Innovative technologies that support value-based care
In the meantime, in addition to accelerating value-based healthcare, digital innovation and health informatics are enabling vital data aggregation analytics, thereby changing how patients and staff access and experience healthcare.
Artificial Intelligence is a fascinating trend. While we are still years away from ”true’ AI in healthcare, AI applications have already helped clinicians and systems make sense of more data. This is why I believe that AI, in conjunction with health informatics platforms, will continue to make healthcare more personalized, predictive, and precise.
- Personal Health Coaching With the help of increasingly sophisticated medical devices, sensors and health apps, patients can manage better and understand their health and well-being. Since the original generation of pedometers, heart rate monitors, and heart rate monitors were introduced, there have been remarkable advances. Providers now can provide clinical-grade and behavioral insights in various health areas, including heart disease, diabetes, and elderly care. The Philips DreamMapper offers coaching and feedback to patients suffering from sleep apnea. This app and solution allow users to track their therapy progress and help them improve it over time. Philips also has over 2.7 billion hours of data on sleep from its worldwide users. This data can be analyzed in the cloud by [4]. This valuable data can stratify and improve Philips’s sleep and respiratory care innovations. This access and delivery model will continue to grow as technology improves.
- Affordable genome profiling – This trend is causing positive disruption in the health system as they strive to provide first-time correct precision diagnosis and treatment. Consider cancer diagnosis. Clinicians can create a complete view of a patient by integrating their genetic information with the patient’s history and data from many specialties and modalities like digital pathology, image acquisition, and immunology. This kind of oncology informatics helps in diagnosis, collaboration, and support between care teams and clinical departments and allows for personalized treatment selection through the development of algorithms that target specific disease states. This is a promising area, but we need to ensure that researchers access large amounts of secure, high-quality patient data.
- Predictive Monitoring – Data aggregation, analytics and data mining are two key innovations in high-acuity patient monitoring. Nursing staff in high dependency wards can become overwhelmed as they monitor patient progress against vital metrics such as blood pressure, heart rate and temperature. Solutions like the Philips IntelliVue Guardian, which uses algorithmic analysis to analyze vital signs, can be used to identify, predict and combine deviations. After verifying the trend accuracy, the solution converts this information into an early warning score which notifies caregivers in case of concern. In 2017, a solution study found that severe adverse effects were reduced by 35%, heart arrest by 86%, and ICU readmission rates by 24% in the general ward.

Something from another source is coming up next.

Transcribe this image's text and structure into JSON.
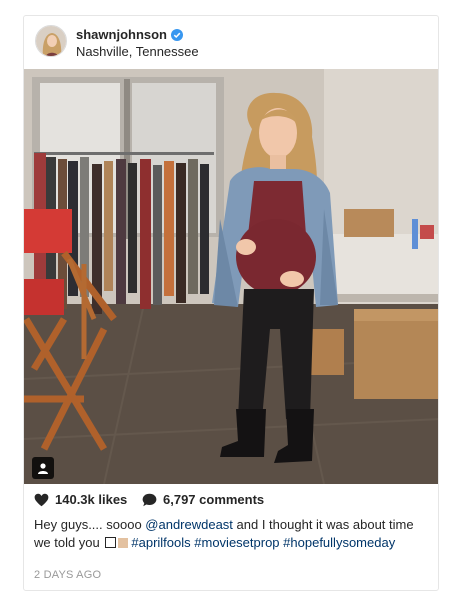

- Telehealth is the technology that supports “hospital to home” care delivery and lower-cost care. It’s a rapidly growing field that helps to increase access to high-quality and specialized healthcare. Telehealth is also changing how hospital care is delivered by using powerful digital communications networks and remote monitoring. The ICU is an example of centralized patient monitoring and care coordination to improve quality and efficiency for patients most at risk. Secondary prevention, which is also a promising area of telehealth innovation, can be done in ambulatory settings. Monitoring and treating at-risk patients, such as those with multiple disabilities, at home is one example. This patient subset is often the most expensive and draining on system resources. However, remote monitoring and telehealth consultations can help patients better manage their conditions. This can help reduce hospitalizations and emergency episodes.